Authors and god(s)

You don’t see much of the omniscient narrator these days. Remember how an author used to take you into a room and let you see the thoughts of everyone in there? That type of writing fell into disrepute and became confused with “head-hopping,” which is the practice of switching point-of-view characters within a single scene.
I’ve been wondering, is there a relationship between religious belief and use of the omniscient narrator? Would a person who doesn’t believe in an all-knowing, ever-present Creator use a narrator with those qualities? Did the change to single points of view in fiction have anything to do with the decline of religion? Is there a link between spiritual beliefs and literary trends?

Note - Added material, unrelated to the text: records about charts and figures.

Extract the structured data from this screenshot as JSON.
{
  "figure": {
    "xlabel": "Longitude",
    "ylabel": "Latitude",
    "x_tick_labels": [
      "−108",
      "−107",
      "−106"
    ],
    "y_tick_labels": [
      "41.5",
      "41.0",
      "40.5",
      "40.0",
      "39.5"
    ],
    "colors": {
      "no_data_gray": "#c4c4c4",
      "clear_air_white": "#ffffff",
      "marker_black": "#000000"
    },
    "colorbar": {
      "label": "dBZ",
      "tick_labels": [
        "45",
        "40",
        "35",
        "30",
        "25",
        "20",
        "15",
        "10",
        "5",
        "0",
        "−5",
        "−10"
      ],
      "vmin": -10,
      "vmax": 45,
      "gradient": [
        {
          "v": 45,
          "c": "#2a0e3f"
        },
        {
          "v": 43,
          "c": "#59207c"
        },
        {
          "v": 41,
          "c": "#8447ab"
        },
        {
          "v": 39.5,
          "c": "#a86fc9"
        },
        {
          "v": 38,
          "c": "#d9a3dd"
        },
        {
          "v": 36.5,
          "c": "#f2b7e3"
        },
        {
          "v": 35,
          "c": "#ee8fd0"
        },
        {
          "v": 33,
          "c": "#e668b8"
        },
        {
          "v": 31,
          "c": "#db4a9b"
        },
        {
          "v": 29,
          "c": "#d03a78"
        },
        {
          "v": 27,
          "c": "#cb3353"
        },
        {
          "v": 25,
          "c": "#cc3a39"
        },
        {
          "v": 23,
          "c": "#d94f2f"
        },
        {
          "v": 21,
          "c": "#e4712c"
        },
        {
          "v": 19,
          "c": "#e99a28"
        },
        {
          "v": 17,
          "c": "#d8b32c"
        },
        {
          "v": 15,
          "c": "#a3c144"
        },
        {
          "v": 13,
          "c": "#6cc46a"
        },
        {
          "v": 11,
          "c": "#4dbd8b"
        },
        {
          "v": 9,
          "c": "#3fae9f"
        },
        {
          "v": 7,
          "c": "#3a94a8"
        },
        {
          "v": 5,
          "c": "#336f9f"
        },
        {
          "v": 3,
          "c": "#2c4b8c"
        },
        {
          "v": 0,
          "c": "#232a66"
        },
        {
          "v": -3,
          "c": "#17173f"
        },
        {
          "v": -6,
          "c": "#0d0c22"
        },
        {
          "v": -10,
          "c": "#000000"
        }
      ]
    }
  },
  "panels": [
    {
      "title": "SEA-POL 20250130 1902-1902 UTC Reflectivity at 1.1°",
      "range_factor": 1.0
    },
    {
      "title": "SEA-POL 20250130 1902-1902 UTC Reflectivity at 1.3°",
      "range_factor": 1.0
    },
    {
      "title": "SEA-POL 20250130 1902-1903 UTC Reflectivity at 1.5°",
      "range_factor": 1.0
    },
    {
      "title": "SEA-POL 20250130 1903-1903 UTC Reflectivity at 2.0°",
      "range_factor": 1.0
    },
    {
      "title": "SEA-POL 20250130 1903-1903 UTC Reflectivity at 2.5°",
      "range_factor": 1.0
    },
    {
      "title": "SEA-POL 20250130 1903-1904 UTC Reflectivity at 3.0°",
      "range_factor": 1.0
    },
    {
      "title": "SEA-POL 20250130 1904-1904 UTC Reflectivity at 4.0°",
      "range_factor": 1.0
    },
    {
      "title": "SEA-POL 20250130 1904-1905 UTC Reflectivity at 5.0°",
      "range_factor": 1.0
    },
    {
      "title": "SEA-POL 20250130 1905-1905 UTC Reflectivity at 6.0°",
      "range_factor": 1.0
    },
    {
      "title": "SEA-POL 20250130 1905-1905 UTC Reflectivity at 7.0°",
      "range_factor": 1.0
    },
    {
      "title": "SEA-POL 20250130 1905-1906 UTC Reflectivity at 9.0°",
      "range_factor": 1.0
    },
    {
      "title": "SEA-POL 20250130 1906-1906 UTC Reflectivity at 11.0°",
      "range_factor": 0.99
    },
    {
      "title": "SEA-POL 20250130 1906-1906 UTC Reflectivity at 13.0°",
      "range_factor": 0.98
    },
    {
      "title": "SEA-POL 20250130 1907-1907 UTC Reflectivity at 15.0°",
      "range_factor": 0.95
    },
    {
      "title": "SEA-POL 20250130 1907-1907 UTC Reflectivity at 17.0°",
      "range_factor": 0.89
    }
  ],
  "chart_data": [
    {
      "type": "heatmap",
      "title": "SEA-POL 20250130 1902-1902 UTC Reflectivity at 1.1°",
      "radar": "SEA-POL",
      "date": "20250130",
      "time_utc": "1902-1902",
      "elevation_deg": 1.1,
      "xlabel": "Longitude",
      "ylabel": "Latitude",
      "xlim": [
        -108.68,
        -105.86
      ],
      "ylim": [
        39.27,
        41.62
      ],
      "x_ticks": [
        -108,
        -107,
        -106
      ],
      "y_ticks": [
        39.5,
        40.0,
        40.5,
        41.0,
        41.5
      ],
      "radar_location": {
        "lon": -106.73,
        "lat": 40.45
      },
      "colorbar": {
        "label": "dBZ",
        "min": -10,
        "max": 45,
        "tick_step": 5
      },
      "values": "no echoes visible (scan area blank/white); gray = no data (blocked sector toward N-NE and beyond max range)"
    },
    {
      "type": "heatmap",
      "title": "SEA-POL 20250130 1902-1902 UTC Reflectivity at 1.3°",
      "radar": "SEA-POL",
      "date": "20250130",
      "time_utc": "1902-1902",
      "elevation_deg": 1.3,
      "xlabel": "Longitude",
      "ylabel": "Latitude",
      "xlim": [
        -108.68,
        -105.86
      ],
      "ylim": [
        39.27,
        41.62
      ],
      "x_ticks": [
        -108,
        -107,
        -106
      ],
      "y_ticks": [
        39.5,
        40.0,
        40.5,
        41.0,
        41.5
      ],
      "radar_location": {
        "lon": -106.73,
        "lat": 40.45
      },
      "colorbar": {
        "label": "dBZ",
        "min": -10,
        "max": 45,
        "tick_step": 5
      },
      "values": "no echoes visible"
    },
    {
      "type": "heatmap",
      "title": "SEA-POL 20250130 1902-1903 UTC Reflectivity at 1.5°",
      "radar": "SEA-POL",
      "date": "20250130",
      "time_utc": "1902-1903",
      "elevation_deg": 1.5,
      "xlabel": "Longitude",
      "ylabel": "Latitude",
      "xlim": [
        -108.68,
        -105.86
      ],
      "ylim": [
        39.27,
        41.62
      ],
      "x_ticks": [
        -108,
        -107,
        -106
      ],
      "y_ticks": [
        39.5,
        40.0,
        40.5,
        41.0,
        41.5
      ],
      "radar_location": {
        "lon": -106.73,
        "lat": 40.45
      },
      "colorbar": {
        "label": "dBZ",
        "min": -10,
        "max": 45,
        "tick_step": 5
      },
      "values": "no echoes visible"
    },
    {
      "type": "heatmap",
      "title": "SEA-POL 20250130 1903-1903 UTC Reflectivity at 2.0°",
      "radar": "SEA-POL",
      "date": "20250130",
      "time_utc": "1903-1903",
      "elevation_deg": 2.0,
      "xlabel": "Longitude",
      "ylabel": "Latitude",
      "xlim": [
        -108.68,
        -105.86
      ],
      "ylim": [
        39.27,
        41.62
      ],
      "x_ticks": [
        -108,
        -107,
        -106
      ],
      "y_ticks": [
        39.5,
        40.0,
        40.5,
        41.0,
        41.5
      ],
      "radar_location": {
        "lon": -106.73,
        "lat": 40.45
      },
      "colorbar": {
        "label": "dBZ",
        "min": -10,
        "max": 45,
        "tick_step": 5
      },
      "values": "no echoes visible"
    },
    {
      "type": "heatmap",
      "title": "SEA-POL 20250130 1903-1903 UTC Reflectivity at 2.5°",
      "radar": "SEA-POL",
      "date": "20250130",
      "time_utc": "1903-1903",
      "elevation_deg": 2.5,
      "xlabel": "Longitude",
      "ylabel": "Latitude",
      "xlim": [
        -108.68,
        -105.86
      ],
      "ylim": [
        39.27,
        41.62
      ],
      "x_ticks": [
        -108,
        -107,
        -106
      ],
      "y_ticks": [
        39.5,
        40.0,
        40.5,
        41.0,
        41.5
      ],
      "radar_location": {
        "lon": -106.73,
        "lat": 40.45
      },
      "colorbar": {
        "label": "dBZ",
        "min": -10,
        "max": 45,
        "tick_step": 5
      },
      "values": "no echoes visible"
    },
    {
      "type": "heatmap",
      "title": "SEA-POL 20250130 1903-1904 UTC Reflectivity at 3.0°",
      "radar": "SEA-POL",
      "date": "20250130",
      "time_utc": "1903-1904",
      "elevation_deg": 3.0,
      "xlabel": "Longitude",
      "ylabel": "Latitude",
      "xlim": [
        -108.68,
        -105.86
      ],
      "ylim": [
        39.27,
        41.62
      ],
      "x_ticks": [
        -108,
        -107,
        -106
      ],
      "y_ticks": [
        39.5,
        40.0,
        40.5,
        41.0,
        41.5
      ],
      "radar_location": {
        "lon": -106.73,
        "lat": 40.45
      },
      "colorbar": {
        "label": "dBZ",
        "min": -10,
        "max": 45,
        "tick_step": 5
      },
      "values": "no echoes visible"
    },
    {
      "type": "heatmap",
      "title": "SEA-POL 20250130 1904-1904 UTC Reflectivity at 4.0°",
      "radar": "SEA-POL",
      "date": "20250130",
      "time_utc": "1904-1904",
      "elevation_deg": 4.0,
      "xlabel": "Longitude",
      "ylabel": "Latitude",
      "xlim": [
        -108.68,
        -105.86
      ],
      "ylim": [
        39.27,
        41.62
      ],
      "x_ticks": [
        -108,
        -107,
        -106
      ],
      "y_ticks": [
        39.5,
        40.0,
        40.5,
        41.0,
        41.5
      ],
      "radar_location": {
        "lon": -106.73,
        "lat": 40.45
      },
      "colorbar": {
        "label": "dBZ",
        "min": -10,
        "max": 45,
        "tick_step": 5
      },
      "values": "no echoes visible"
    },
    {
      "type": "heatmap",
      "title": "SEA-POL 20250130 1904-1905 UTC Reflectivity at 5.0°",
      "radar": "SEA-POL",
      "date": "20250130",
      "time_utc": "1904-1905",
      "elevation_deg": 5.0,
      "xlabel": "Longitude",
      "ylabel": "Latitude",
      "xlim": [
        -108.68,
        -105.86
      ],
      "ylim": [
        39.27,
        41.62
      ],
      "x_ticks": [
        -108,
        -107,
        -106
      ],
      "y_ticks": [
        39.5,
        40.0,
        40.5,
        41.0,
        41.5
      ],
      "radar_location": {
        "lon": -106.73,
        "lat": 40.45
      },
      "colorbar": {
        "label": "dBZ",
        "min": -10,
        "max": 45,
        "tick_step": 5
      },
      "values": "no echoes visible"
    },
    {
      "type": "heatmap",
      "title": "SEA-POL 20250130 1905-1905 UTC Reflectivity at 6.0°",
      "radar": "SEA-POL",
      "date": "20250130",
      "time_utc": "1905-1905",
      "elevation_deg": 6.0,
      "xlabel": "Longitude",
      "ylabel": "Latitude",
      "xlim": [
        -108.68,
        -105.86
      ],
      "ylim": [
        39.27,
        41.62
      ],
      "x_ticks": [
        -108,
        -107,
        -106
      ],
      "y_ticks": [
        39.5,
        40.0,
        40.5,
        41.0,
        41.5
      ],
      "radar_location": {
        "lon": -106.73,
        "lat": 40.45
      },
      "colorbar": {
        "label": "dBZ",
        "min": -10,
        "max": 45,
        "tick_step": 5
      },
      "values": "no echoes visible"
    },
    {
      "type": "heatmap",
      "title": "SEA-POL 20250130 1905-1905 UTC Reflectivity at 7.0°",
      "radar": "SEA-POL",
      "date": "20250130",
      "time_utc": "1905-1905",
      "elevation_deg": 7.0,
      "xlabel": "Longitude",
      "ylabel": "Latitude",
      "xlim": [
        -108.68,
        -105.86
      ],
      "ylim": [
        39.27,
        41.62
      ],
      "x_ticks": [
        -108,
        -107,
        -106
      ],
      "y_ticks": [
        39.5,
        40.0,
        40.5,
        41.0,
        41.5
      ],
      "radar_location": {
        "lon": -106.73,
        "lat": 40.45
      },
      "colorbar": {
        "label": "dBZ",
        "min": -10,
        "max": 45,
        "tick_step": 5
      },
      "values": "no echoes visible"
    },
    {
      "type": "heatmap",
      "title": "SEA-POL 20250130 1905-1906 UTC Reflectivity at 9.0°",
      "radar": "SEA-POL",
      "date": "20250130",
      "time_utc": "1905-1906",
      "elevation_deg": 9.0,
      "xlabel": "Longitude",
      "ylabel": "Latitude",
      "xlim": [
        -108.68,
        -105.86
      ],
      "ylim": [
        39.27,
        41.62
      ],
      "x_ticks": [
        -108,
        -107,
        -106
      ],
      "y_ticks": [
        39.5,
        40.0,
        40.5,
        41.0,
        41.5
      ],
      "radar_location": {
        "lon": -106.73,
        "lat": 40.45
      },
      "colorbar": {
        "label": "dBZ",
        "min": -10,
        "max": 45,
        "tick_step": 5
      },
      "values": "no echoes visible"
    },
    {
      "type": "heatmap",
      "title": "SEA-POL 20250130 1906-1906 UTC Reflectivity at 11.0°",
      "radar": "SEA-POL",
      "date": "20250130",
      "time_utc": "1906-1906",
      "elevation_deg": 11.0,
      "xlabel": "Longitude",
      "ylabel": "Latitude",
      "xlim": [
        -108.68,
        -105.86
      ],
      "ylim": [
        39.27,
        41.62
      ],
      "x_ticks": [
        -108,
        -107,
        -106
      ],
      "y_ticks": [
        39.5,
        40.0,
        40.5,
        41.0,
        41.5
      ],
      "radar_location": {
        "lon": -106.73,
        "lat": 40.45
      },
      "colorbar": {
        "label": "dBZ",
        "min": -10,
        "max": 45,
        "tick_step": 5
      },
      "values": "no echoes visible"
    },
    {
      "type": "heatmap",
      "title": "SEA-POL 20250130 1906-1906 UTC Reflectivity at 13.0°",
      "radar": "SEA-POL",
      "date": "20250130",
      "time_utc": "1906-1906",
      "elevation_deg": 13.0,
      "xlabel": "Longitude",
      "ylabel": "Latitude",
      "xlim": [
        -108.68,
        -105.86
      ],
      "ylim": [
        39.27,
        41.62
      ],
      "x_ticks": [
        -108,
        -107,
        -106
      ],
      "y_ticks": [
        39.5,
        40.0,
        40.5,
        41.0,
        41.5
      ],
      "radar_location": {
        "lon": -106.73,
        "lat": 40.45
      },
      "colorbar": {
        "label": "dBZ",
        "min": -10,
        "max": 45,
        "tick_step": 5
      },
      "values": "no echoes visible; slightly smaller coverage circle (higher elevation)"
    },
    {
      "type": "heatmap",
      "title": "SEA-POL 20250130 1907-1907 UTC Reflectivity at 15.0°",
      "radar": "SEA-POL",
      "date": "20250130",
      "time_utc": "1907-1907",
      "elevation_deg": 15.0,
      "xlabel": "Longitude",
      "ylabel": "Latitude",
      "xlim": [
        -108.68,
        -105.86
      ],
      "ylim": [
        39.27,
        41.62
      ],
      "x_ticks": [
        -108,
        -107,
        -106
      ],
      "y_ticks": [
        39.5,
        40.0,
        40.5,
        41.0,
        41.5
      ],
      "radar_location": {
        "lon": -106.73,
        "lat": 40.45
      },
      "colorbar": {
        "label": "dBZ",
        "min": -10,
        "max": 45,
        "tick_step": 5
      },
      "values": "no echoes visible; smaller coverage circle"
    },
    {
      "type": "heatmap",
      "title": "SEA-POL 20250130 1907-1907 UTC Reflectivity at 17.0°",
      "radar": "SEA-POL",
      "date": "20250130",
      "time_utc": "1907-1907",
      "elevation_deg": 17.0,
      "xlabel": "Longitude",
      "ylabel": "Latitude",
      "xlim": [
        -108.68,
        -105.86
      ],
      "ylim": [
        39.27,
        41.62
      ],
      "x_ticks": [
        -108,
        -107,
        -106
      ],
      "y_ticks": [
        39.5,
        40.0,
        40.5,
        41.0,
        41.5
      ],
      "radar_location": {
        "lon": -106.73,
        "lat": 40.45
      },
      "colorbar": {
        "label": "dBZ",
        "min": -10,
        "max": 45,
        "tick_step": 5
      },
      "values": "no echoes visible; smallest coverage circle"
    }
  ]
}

There has probably been a study on this topic. I haven’t found one yet, but I did see a journal article by William Nelles called “Omniscience for Atheists: Or, Jane Austen’s Infallible Narrator.”
I didn’t learn much about atheism from the article. I skimmed over a page littered with words such as heterodiegetic, omnitemporal, and anachrony. In fact, I skimmed all the way to the concluding paragraph, in which the author finally demonstrated atheism by saying, “The template for the narrator in Austen is not at all a Godlike omniscience, but a very human skill…observation.”
And with that I observe that it’s after midnight and my original question remains unanswered. I think I’ll accept the mystery and rely on faith, at least for now.